2. Use props such as blocks or straps to support the spine during the inversion.

3. Modify the inversion if necessary to ensure that the spine is safe and supported.

4. Encourage students to focus on their breath and relax their body during the inversion.

By following these simple tips, yoga teachers can help prevent spinal compression during inversions and keep their students safe and comfortable.

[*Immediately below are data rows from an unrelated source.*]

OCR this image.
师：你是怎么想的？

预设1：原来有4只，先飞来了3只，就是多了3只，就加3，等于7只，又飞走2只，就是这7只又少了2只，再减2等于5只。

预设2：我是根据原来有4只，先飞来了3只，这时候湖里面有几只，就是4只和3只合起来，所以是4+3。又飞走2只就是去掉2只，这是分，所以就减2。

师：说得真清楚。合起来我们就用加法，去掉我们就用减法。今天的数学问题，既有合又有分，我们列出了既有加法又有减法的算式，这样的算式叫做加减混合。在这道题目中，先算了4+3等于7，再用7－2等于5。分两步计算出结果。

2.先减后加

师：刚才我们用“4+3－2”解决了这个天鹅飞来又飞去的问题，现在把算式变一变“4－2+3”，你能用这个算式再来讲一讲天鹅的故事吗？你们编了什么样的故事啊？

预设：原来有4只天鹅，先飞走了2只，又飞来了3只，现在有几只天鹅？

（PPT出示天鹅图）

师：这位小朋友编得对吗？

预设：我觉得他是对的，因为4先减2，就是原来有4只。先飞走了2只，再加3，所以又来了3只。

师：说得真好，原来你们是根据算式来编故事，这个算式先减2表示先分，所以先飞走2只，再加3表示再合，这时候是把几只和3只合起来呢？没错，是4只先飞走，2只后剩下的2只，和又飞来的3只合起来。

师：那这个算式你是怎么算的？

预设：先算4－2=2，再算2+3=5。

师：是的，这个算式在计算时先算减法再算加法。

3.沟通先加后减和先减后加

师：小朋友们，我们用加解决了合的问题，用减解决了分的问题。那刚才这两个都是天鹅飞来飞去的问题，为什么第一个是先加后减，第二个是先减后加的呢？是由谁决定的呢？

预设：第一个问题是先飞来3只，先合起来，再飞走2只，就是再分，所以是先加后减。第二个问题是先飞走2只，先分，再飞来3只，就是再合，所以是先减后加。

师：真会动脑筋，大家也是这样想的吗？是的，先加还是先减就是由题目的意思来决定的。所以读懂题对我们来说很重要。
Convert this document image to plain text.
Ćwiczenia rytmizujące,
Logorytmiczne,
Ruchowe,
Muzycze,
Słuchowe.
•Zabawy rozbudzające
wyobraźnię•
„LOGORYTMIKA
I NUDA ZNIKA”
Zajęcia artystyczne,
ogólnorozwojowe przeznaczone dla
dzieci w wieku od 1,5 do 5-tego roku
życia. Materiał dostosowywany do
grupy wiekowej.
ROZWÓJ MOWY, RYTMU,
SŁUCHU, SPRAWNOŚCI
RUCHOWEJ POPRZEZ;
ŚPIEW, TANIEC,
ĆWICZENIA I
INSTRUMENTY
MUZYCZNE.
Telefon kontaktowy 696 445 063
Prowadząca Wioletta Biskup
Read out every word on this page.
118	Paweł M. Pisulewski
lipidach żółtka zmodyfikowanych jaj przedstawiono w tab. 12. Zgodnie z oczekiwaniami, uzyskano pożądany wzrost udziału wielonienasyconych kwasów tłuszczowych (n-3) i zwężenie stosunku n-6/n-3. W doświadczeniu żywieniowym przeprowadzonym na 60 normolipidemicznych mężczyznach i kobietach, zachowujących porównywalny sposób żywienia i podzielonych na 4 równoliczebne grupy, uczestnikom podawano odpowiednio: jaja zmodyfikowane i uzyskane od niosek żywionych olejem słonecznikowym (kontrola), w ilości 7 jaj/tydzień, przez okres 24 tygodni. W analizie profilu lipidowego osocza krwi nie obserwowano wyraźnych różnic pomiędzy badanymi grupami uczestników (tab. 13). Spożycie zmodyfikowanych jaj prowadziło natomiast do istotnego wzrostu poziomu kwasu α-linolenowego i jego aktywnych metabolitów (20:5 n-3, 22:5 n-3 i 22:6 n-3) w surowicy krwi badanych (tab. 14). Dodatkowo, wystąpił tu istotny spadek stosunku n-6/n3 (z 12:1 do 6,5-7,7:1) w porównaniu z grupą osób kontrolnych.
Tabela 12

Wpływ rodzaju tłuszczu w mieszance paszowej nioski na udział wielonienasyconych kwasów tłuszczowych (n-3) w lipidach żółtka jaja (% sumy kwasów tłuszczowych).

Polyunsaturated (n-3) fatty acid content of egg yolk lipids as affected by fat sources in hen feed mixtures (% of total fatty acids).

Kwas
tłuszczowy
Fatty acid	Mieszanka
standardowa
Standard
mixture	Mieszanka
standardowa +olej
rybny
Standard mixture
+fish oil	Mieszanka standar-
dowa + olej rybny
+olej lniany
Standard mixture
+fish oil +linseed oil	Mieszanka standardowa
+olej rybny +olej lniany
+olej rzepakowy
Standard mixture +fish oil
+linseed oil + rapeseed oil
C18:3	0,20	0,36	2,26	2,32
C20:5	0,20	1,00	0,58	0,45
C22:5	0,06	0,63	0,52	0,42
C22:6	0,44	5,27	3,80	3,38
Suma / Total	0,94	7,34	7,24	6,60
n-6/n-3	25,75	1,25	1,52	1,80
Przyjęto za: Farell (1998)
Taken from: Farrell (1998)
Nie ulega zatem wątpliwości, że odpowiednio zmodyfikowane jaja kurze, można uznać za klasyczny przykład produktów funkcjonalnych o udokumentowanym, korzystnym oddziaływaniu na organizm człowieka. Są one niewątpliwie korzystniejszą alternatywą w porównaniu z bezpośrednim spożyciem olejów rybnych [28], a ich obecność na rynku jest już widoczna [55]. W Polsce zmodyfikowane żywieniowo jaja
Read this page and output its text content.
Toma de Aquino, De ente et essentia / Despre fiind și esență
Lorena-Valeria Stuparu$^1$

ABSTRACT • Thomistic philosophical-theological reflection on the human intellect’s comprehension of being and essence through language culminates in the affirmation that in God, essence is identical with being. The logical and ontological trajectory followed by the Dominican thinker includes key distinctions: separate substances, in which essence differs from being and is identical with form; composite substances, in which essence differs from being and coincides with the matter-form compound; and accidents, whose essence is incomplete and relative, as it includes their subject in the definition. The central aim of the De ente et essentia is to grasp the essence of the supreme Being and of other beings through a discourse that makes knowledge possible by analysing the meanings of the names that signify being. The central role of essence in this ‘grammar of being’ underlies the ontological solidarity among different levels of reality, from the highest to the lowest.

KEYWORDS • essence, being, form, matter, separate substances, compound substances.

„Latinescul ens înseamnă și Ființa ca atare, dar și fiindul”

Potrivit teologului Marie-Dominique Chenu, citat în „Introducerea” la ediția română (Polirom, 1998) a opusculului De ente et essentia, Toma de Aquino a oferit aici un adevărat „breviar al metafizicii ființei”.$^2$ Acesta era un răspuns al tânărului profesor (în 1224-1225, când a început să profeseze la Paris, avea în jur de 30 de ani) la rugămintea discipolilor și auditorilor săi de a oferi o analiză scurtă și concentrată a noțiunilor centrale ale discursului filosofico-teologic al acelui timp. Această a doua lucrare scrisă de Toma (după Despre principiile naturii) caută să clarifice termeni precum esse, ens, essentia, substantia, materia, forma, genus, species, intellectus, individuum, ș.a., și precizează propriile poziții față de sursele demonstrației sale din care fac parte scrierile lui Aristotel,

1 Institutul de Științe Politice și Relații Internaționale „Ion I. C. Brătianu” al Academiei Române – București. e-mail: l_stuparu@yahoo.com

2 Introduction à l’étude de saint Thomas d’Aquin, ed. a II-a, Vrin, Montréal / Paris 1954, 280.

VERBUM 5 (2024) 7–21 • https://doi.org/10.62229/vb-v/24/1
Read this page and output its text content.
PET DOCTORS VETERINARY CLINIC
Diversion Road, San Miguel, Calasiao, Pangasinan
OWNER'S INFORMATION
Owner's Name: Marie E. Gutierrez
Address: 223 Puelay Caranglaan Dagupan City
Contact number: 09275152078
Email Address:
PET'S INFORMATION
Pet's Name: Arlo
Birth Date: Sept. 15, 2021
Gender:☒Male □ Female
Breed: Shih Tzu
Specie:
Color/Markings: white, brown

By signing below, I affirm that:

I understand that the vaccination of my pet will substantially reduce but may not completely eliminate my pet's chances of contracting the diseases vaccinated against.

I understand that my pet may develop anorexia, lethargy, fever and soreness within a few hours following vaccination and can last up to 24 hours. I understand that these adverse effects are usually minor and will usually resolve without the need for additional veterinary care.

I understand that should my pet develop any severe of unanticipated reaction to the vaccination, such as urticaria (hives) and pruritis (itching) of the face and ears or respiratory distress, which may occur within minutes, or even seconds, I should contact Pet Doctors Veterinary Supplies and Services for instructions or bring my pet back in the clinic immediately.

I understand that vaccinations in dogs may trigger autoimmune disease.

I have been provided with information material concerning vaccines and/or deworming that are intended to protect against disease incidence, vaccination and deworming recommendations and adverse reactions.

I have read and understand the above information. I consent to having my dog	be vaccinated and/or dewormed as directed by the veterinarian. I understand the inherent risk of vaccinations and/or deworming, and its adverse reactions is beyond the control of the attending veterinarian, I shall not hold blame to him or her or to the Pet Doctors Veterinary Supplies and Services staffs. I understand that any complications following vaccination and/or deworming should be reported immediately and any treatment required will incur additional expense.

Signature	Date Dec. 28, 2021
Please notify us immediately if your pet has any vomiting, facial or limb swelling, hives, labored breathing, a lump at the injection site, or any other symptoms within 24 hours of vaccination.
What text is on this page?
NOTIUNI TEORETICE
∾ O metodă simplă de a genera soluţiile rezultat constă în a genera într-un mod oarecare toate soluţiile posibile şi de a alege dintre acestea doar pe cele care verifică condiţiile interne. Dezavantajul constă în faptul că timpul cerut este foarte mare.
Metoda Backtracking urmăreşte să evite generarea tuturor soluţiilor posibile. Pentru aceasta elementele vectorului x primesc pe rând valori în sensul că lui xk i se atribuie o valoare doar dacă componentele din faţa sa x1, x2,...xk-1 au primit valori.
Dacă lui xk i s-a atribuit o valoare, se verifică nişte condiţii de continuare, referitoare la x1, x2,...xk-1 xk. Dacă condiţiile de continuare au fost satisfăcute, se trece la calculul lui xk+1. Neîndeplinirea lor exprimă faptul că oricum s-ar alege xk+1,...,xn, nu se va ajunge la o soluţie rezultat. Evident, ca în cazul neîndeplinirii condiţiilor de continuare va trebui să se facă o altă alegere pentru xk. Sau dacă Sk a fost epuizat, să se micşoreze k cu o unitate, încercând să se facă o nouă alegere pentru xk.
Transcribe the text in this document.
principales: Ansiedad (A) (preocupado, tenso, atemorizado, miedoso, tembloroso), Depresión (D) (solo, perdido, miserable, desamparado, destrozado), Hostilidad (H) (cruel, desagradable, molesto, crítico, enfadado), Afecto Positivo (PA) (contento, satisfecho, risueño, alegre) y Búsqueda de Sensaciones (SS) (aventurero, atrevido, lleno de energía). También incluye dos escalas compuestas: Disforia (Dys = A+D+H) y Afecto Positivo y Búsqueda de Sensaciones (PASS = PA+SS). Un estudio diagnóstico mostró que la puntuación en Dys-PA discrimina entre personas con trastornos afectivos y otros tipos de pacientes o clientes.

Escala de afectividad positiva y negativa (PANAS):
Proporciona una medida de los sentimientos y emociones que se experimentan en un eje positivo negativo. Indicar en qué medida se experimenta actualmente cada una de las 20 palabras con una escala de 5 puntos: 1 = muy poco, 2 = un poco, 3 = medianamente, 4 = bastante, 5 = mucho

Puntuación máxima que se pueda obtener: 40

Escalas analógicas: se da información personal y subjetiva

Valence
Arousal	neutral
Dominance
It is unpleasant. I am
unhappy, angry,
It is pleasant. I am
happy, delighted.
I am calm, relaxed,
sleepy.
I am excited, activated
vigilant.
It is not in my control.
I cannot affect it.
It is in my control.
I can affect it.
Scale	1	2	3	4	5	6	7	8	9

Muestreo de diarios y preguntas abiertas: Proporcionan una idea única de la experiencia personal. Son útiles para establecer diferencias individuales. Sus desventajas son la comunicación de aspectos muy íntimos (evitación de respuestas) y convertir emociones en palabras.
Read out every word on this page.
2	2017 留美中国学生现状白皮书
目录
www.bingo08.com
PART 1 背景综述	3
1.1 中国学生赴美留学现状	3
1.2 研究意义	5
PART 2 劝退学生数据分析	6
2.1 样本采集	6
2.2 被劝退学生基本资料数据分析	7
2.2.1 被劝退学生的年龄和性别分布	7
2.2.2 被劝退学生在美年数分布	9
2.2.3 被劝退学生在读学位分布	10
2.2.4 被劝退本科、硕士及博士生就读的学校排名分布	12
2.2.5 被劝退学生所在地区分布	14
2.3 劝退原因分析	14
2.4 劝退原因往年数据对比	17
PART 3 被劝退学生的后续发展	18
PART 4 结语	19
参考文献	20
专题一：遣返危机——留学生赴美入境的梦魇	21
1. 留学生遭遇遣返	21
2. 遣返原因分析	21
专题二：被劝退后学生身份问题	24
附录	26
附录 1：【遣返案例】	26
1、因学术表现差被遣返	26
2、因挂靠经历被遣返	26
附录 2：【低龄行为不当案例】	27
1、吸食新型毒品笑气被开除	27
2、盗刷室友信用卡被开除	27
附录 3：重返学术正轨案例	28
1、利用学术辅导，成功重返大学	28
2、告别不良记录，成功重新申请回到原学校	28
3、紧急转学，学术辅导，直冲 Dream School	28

Referrals to Medical Professionals

As a yoga teacher, you may occasionally have students who come to you with injuries or pain that require medical attention. If this happens, it’s important to be able to recommend the right specialists to your students so they can get the care they need. There are a few different types of specialists you may need to recommend, depending on the student’s specific problem. For example, if a student has a back injury, you may need to recommend a spine specialist or orthopedic surgeon.

Chronic Pain

If a student has a chronic condition like arthritis, you may need to recommend a rheumatologist. It’s important to remember that you’re not a medical doctor, so you shouldn’t try to diagnose or treat injuries yourself. Therefore if you have students who are injured or in pain, recommending the right specialists can help them get the care they need and get pain relief as soon as possible.